Play Duke did. It dug in and went to work, scoring 13 straight goals and controlling every aspect of the game. Over the next two quarters Duke out-shot Colgate 25-15, won 25-of-39 ground balls and 11-of-16 faceoffs.

Senior midfielder Rob Rotanz, who scored a career-high five goals during the stretch, might have put it best: "Momentum is a funny thing."

"We knew going in they scored a lot of goals in the second and third quarter, and they did it again to us," Colgate coach Mike Murphy said.

Duke has outscored its opponents in the second and third quarters by a combined score of 133-80 this season. That's why when Danowski called timeout, Duke just needed to "take a deep breath and regain focus," said senior midfielder Justin Turri, who had four points in the victory.

"For the first quarter, we did exactly what we wanted. We jumped out, scored four goals. That's what we wanted to do: start fast. Then in the second quarter there, we didn't get the ball a lot. We had a few turnovers, and the wheels kind of fell off. They kind of buried us in the second quarter," said Baum, who scored one goal on 11 shots. "Against a team this good, if you give them a chance like that, they can streak some goals together. That's what they did. Being an attackman, standing at the midline watching, it's tough."

The Blue Devils advanced to the NCAA semifinals for the sixth consecutive season, where they will face the Atlantic Coast Conference rival Maryland in a rematch of last season's semifinal matchup, won by the Terps.

Meanwhile, Danowski joined Syracuse's John Desko as the only coaches in Division I history to lead a team to the final four in the first six seasons of his tenure at that school.

"One of the things I learned my first year at Duke was you've got to really live for today," Danowski said. "You don't look forward and you don't look back. You can't help what happened in the past, and you can't really control the future. Just now. That was a great lesson for me as a coach. We kind of approach every week, every season and every game that way. We don't look back."

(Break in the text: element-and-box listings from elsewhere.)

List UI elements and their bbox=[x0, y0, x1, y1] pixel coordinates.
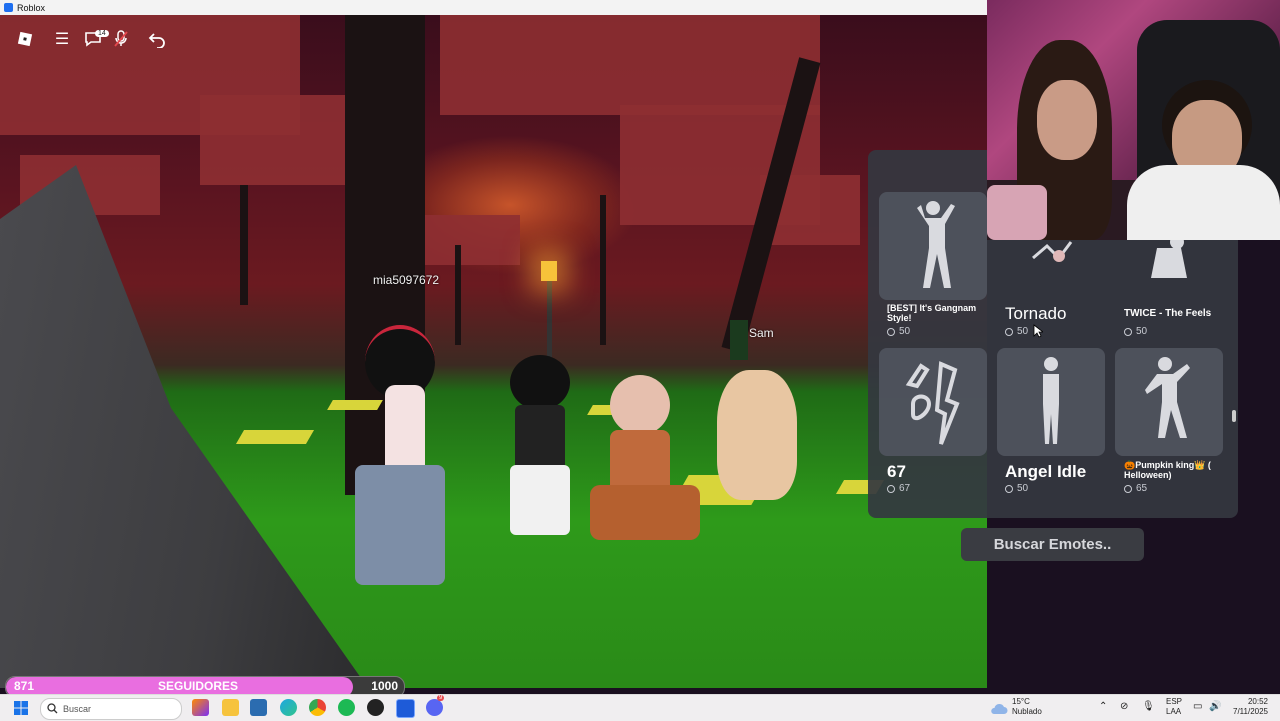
goal-current: 871 bbox=[14, 679, 35, 693]
phone bbox=[987, 185, 1047, 240]
language-indicator[interactable]: ESP LAA bbox=[1166, 697, 1182, 717]
discord-badge: 9 bbox=[437, 695, 445, 701]
robux-icon bbox=[1005, 484, 1013, 493]
robux-icon bbox=[1124, 484, 1132, 493]
search-icon bbox=[47, 703, 58, 714]
microphone-muted-icon[interactable] bbox=[111, 29, 131, 49]
tree-trunk bbox=[240, 185, 248, 305]
nametag-player1: mia5097672 bbox=[373, 273, 440, 287]
volume-icon[interactable]: 🔊 bbox=[1209, 702, 1221, 712]
taskbar-app-icon[interactable] bbox=[192, 699, 209, 716]
emote-card[interactable] bbox=[879, 348, 987, 456]
clock-time: 20:52 bbox=[1247, 697, 1268, 706]
edge-icon[interactable] bbox=[280, 699, 297, 716]
emote-figure-icon bbox=[905, 361, 960, 445]
emote-figure-icon bbox=[1043, 357, 1059, 444]
microphone-icon[interactable]: 🎙 bbox=[1142, 702, 1155, 712]
foliage bbox=[440, 15, 820, 115]
weather-temp: 15°C bbox=[1012, 697, 1030, 706]
webcam-overlay bbox=[987, 0, 1280, 240]
taskbar-app-icon[interactable] bbox=[250, 699, 267, 716]
lamp-light bbox=[541, 261, 557, 281]
streamer-boy-shirt bbox=[1127, 165, 1280, 240]
streamer-girl-face bbox=[1037, 80, 1097, 160]
emote-price: 50 bbox=[1005, 326, 1028, 337]
avatar-sam[interactable] bbox=[730, 320, 748, 360]
window-titlebar: Roblox bbox=[0, 0, 987, 15]
tree-trunk bbox=[455, 245, 461, 345]
robux-icon bbox=[1124, 327, 1132, 336]
emote-name: 🎃Pumpkin king👑 ( Helloween) bbox=[1124, 460, 1211, 480]
emote-card[interactable] bbox=[997, 348, 1105, 456]
window-title: Roblox bbox=[17, 2, 46, 13]
display-icon[interactable]: ▭ bbox=[1193, 702, 1202, 712]
taskbar-search[interactable]: Buscar bbox=[40, 698, 182, 720]
emote-name: 67 bbox=[887, 462, 906, 481]
tree-trunk bbox=[600, 195, 606, 345]
game-viewport[interactable]: mia5097672 Sam bbox=[0, 15, 987, 688]
weather-desc: Nublado bbox=[1012, 707, 1042, 716]
emote-name: Tornado bbox=[1005, 304, 1067, 323]
robux-icon bbox=[1005, 327, 1013, 336]
roblox-logo-icon bbox=[4, 3, 13, 12]
avatar-mia[interactable] bbox=[345, 325, 455, 595]
emote-scrollbar[interactable] bbox=[1232, 410, 1236, 422]
emote-figure-icon bbox=[917, 201, 955, 288]
cursor-icon bbox=[1033, 324, 1043, 338]
taskbar-search-placeholder: Buscar bbox=[63, 704, 92, 714]
nametag-player2: Sam bbox=[749, 326, 774, 340]
foliage bbox=[200, 95, 360, 185]
discord-icon[interactable] bbox=[426, 699, 443, 716]
goal-label: SEGUIDORES bbox=[158, 679, 239, 693]
emote-name: TWICE - The Feels bbox=[1124, 308, 1212, 319]
roblox-taskbar-icon[interactable] bbox=[396, 699, 415, 718]
hamburger-icon[interactable]: ☰ bbox=[52, 29, 72, 49]
clock-date: 7/11/2025 bbox=[1233, 707, 1268, 716]
robux-icon bbox=[887, 484, 895, 493]
spotify-icon[interactable] bbox=[338, 699, 355, 716]
avatar-bear-girl[interactable] bbox=[585, 375, 705, 545]
undo-icon[interactable] bbox=[147, 29, 167, 49]
grey-wall bbox=[0, 165, 380, 688]
file-explorer-icon[interactable] bbox=[222, 699, 239, 716]
emote-price: 50 bbox=[887, 326, 910, 337]
emote-price: 50 bbox=[1124, 326, 1147, 337]
clock[interactable]: 20:52 7/11/2025 bbox=[1228, 697, 1268, 717]
emote-price: 67 bbox=[887, 483, 910, 494]
network-off-icon[interactable]: ⊘ bbox=[1120, 702, 1128, 712]
obs-icon[interactable] bbox=[367, 699, 384, 716]
chrome-icon[interactable] bbox=[309, 699, 326, 716]
cloud-icon bbox=[991, 703, 1008, 714]
emote-price: 50 bbox=[1005, 483, 1028, 494]
chat-badge: 14 bbox=[95, 30, 109, 37]
emote-card[interactable] bbox=[879, 192, 987, 300]
avatar-maid[interactable] bbox=[495, 355, 585, 535]
emote-price: 65 bbox=[1124, 483, 1147, 494]
windows-taskbar: Buscar 9 15°C Nublado ⌃ ⊘ 🎙 ESP LAA ▭ 🔊 … bbox=[0, 694, 1280, 721]
chevron-up-icon[interactable]: ⌃ bbox=[1099, 702, 1107, 712]
roblox-menu-icon[interactable] bbox=[15, 29, 35, 49]
emote-card[interactable] bbox=[1115, 348, 1223, 456]
emote-name: Angel Idle bbox=[1005, 462, 1087, 481]
robux-icon bbox=[887, 327, 895, 336]
search-emotes-button[interactable]: Buscar Emotes.. bbox=[961, 528, 1144, 561]
goal-target: 1000 bbox=[371, 679, 398, 693]
emote-figure-icon bbox=[1145, 357, 1190, 438]
windows-start-icon[interactable] bbox=[14, 701, 28, 715]
avatar-blonde[interactable] bbox=[712, 370, 802, 510]
weather[interactable]: 15°C Nublado bbox=[1012, 697, 1042, 717]
emote-name: [BEST] It's Gangnam Style! bbox=[887, 303, 977, 323]
path-tile bbox=[235, 430, 315, 444]
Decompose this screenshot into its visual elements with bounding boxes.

"That's for historians or somebody else to look back and draw whatever conclusions they want to have. We're just involved in having fun, and really enjoying being with this group. One of the themes for us, as always, we get to be together for another week. Sometimes that trumps winning. It sounds silly, but sometimes you say, 'I don't know what I want more: For the season not to end, or to win.' We do love these kids."

The loss ended Colgate's record-breaking season, in which the Raiders won their first ever NCAA tournament game. But it was clear this wasn't the same team that beat Maryland two weeks ago. As Colgate coach said Mike Murphy said on the ESPNU telecast to Paul Carcaterra coming out of halftime: "I don't know who my team is right now ... We challenged their manhood."

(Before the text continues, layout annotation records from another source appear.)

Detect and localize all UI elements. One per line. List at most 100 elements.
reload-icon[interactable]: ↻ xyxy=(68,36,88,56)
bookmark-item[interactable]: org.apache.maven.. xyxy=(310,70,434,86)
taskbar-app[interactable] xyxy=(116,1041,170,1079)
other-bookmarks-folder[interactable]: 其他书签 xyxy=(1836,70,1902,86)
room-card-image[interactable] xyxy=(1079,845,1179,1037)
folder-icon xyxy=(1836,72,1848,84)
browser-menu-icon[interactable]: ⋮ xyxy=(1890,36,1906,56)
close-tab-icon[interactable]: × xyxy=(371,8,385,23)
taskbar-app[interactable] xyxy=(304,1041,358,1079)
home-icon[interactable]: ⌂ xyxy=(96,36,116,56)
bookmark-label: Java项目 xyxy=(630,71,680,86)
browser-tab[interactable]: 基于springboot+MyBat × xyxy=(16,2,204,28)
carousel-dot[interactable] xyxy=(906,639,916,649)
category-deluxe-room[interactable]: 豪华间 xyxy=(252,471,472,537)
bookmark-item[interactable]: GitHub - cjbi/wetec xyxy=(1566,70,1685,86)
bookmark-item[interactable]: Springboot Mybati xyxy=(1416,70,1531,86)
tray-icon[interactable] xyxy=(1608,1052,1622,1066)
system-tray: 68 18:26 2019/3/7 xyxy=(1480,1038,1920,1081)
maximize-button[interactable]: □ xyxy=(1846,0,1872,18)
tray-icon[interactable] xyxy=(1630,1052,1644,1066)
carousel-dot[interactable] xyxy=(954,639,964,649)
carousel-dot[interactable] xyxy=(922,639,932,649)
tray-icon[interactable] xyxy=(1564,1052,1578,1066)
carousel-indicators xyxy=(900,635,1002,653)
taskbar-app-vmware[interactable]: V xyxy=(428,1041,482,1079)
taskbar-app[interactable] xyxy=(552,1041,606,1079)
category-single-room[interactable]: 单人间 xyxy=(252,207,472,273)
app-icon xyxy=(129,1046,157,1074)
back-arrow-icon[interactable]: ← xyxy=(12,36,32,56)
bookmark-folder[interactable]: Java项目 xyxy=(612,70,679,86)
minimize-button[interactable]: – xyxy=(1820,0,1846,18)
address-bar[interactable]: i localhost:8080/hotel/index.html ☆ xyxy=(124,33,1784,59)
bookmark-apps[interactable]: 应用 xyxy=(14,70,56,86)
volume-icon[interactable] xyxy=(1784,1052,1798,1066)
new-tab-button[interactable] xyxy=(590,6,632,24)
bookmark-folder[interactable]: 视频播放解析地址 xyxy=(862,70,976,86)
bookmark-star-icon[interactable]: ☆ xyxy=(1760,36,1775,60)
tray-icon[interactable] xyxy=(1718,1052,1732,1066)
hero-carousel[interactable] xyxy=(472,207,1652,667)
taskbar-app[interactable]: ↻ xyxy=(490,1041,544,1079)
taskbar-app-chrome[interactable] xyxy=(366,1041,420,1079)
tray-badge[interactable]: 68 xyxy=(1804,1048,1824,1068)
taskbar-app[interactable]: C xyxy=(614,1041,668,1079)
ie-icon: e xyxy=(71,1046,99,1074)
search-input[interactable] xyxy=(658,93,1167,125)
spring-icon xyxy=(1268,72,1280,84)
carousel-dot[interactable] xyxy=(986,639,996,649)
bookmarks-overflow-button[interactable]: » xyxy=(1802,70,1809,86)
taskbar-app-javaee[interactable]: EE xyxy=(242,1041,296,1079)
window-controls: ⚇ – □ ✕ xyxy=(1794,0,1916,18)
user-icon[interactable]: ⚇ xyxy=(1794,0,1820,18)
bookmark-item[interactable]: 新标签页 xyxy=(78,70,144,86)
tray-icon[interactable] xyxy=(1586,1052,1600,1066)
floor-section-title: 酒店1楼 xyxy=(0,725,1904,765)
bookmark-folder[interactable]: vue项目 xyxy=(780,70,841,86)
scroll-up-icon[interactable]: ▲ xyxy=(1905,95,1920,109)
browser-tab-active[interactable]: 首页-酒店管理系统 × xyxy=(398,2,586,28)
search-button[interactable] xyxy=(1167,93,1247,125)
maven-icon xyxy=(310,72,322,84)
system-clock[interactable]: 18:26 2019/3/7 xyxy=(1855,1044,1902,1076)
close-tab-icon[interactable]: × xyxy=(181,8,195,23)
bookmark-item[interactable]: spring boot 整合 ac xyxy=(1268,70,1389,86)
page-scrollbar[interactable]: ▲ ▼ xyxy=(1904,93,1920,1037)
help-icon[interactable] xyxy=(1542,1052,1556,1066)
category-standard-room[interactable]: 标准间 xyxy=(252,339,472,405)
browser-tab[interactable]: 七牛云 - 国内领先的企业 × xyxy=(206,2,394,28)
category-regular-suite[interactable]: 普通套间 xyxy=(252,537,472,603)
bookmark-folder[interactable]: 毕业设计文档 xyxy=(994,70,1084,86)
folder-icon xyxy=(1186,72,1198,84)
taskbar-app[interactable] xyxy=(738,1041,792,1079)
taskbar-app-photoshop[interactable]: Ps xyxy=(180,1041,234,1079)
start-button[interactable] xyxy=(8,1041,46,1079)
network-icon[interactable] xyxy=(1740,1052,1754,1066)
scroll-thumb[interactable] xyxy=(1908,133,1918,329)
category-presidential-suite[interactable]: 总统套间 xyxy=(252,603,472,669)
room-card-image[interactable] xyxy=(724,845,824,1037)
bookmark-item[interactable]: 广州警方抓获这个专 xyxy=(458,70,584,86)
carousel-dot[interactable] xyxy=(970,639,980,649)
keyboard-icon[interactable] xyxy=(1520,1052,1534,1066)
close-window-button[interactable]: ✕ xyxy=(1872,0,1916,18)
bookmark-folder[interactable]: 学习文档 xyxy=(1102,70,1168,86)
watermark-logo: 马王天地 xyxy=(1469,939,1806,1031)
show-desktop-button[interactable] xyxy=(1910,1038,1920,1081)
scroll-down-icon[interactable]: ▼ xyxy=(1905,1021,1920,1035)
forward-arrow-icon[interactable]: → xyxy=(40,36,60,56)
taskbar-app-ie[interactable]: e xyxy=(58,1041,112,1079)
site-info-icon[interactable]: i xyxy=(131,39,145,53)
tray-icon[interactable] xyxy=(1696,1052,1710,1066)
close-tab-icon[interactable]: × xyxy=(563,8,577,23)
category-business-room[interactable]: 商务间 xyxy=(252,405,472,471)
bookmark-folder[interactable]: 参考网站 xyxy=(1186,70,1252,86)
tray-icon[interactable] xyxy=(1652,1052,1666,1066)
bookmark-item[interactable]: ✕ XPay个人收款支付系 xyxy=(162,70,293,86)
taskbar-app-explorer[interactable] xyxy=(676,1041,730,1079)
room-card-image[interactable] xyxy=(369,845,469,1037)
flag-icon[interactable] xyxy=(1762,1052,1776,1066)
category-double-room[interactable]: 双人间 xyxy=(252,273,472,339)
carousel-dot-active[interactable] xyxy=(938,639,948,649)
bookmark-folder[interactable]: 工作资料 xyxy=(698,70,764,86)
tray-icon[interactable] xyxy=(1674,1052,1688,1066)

Colgate just ran into the Duke buzzsaw. Christian Walsh tallied a hat trick, while Jordan Wolf, Jake Tripucka and David Lawson each scored twice. Henry Lobb shut off Baum — the nation's leading scorer tallied one goal — and the defense caused 23 turnovers. And Tewaaraton finalist CJ Costabile picked up what Danowski described as an "unheard of number of ground balls: 15."

Trailing early, Duke didn't put any pressure on itself. It just exhaled. The experience of playing on this stage for the last five years had to help, right?

"Bill Tierney once told me about institutional memory, that the kids don't really have any year to year," Danowski said. "And I don't know that our guys have any institutional memory from last year's tournament. But I do think they have memory from this year — from playing at Loyola, from playing at Notre Dame, from playing the ACC Tournament at Virginia, at Virginia, playing Syracuse at home. I do think the experience they've gained this year ... will prepare them as well as possible for Saturday."